Michael Brodkorb, the Republican Minnesota Senate Communications Director who was fired for having an extramarital affair with former Senate Majority Leader Amy Koch (R-Buffalo), is in the midst of a media blitz to frame his firing as being nothing more than collateral damage from a “palace coup” on behalf of Senator David Hann (R-Eden Prairie).
Those darn Republican l’élite politique francophiles, always showing off their French. To translate for the commoners: The bard Brodkorb claims Prince David used the royal tryst as a political weapon to clear the way for him to take possession of Queen Amy’s throne.
Brodkorb’s palace coup d’état allegation is not implausible. But beyond Brodkorb’s assertion, my guess is that there were multiple motives behind Brodkorb’s firing:
- HR Propriety. In the face of this news, there may have been legitimate workplace management reasons to remove Brodkorb.
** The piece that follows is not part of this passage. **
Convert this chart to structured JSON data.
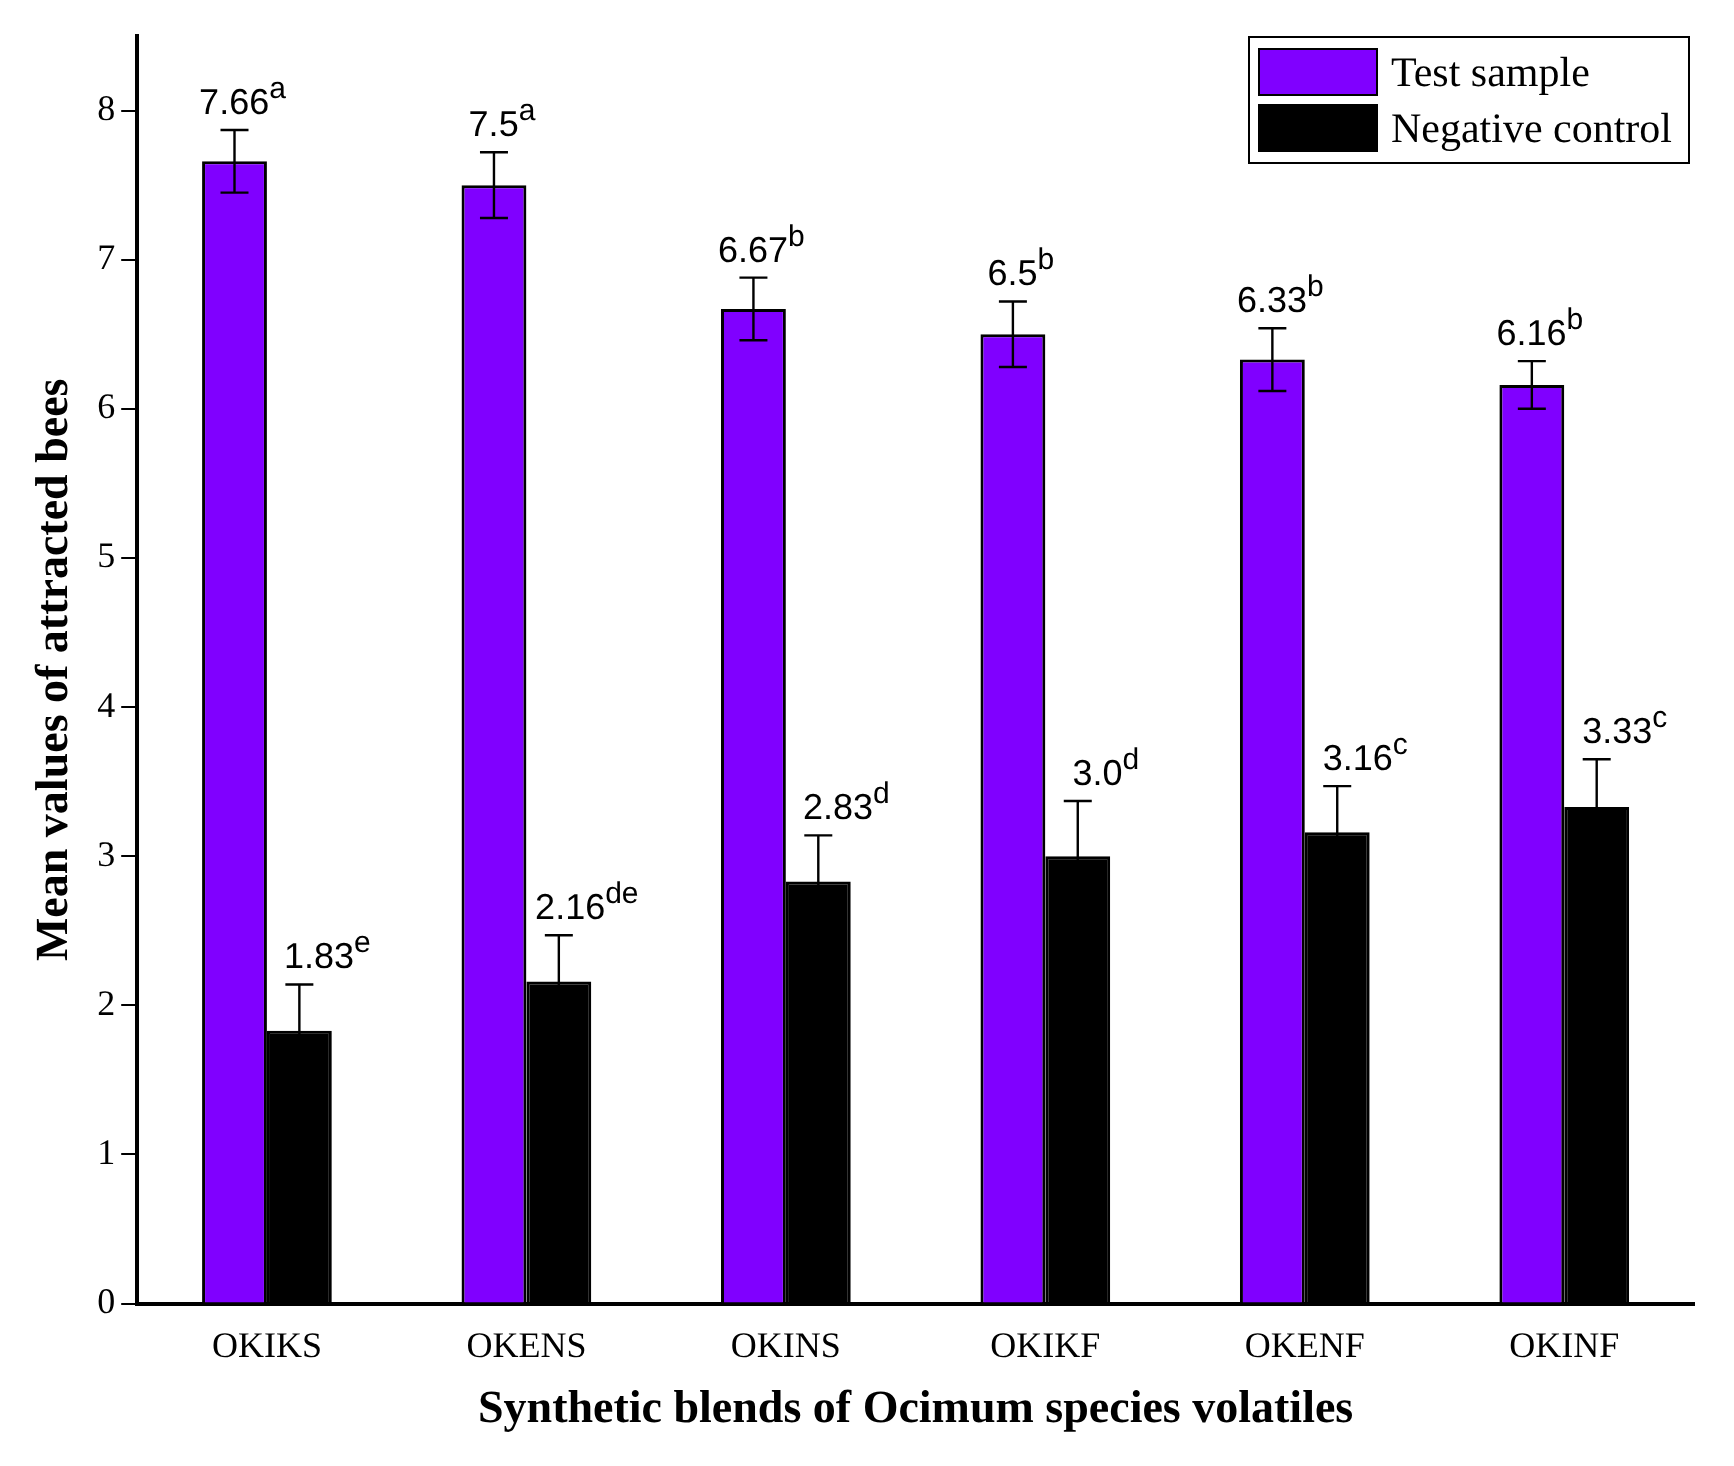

For instance, corporate Human Relations (HR) Departments sometimes worry that such affairs can cloud the ability of the lovebirds to be objective in their decision making, and can create the reality or perception of favoritism that can harm operations and/or make the organization legally liable in the future.
- Brodkorb Coup. Brodkorb is a bare knuckle political brawler. Because of that, many Republicans Senators that were bruised and bloodied by Mr. Brodkorb over the years may have resented his style enough to want HIM gone. In other words, the coup may have been aimed at the Queen’s staff more than the Queen.
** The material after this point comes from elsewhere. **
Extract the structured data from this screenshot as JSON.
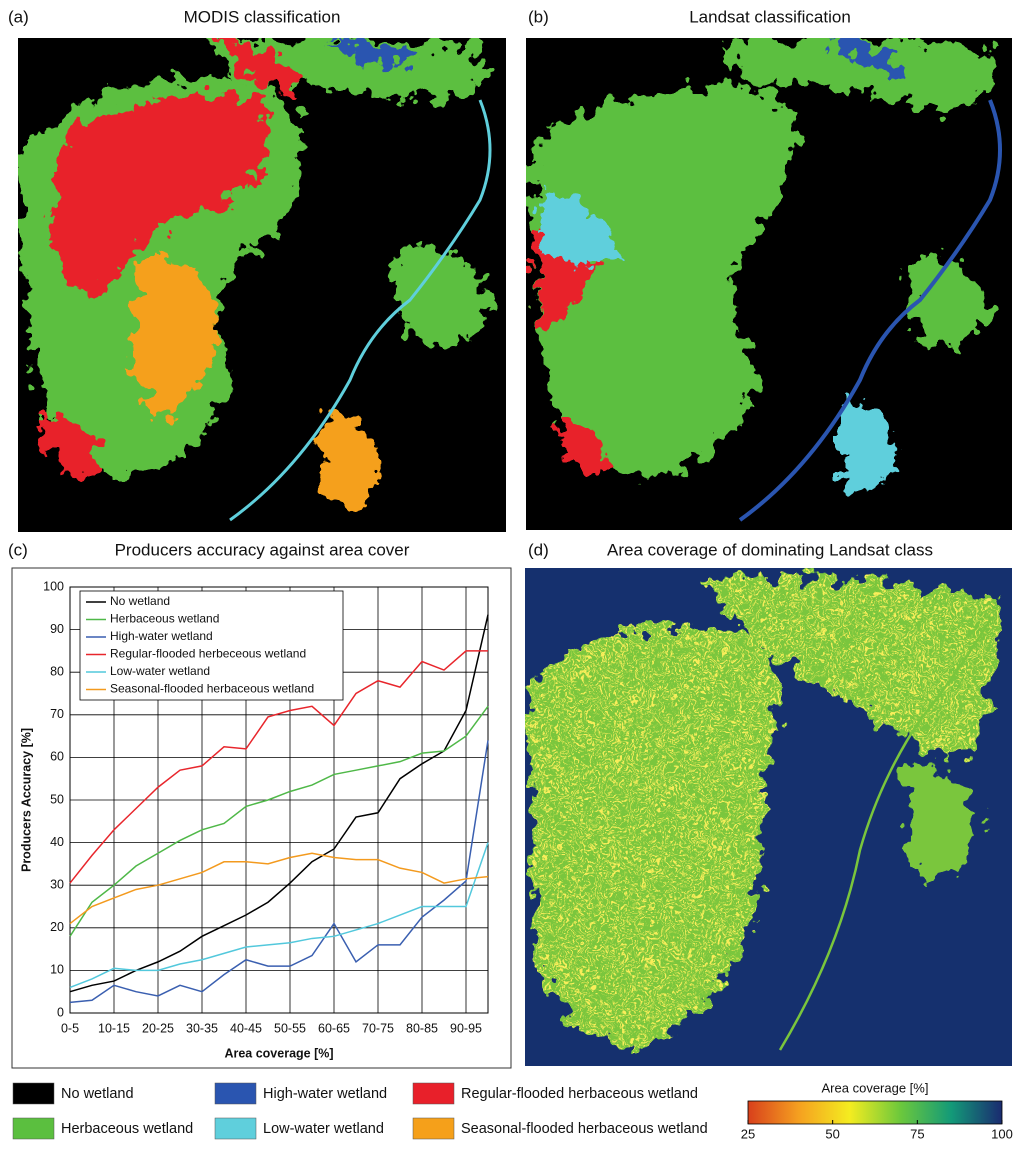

- Political Damage Control. Mr. Brodkorb is not just any staffer. For years he has been in the center of high profile political battles, practicing his scorched Earth approach to both politics and governance. He is Minnesota’s version of Karl Rove, except more bombastic and more fond of the limelight. Because of Brodkorb’s fame or infamy, depending on your point of view, his involvement in the romantic rendezvous made the whole matter infinitely more newsworthy than your more run-of-the-mill staff-politician affair. Because it was more newsworthy, it was more political damaging for Republicans. Because it was more political damaging, it needed to be nipped in the bud.
The current Republican Senate leadership wants Minnesotans to think this was ALL about them being proper business managers doing what any by-the-book corporate HR Director would do. But it is difficult to believe that there wasn’t also an element of Koch coup, Brodkorb coup, and political damage control involved in their decision to fire Brodkorb.
My speculation is that political damage control was the top motivation for the firing, not a burning desire to oust Senator Koch, and not workplace law propriety. But no one can know for sure.
The other interesting thing about Brodkorb’s media tour is the timing of it. The timing was driven by the judge in Brodkorb’s lawsuit lifting a gag order on Friday. But a guy like Brodkorb, who lives and breathes electoral politics, also is fully aware that he is bringing the Repubilican’s most humiliating story back to the front pages just three weeks before the Republicans have to face surly voters, who already give the GOP-controlled Legislature the lowest approval rating on record.
It may or may not be true that Hann was using the Brodkorb-Koch affair as a political weapon in a palace coup. But it certainly is true that Mr. Brodkorb is using a potent political weapon in his current media tour.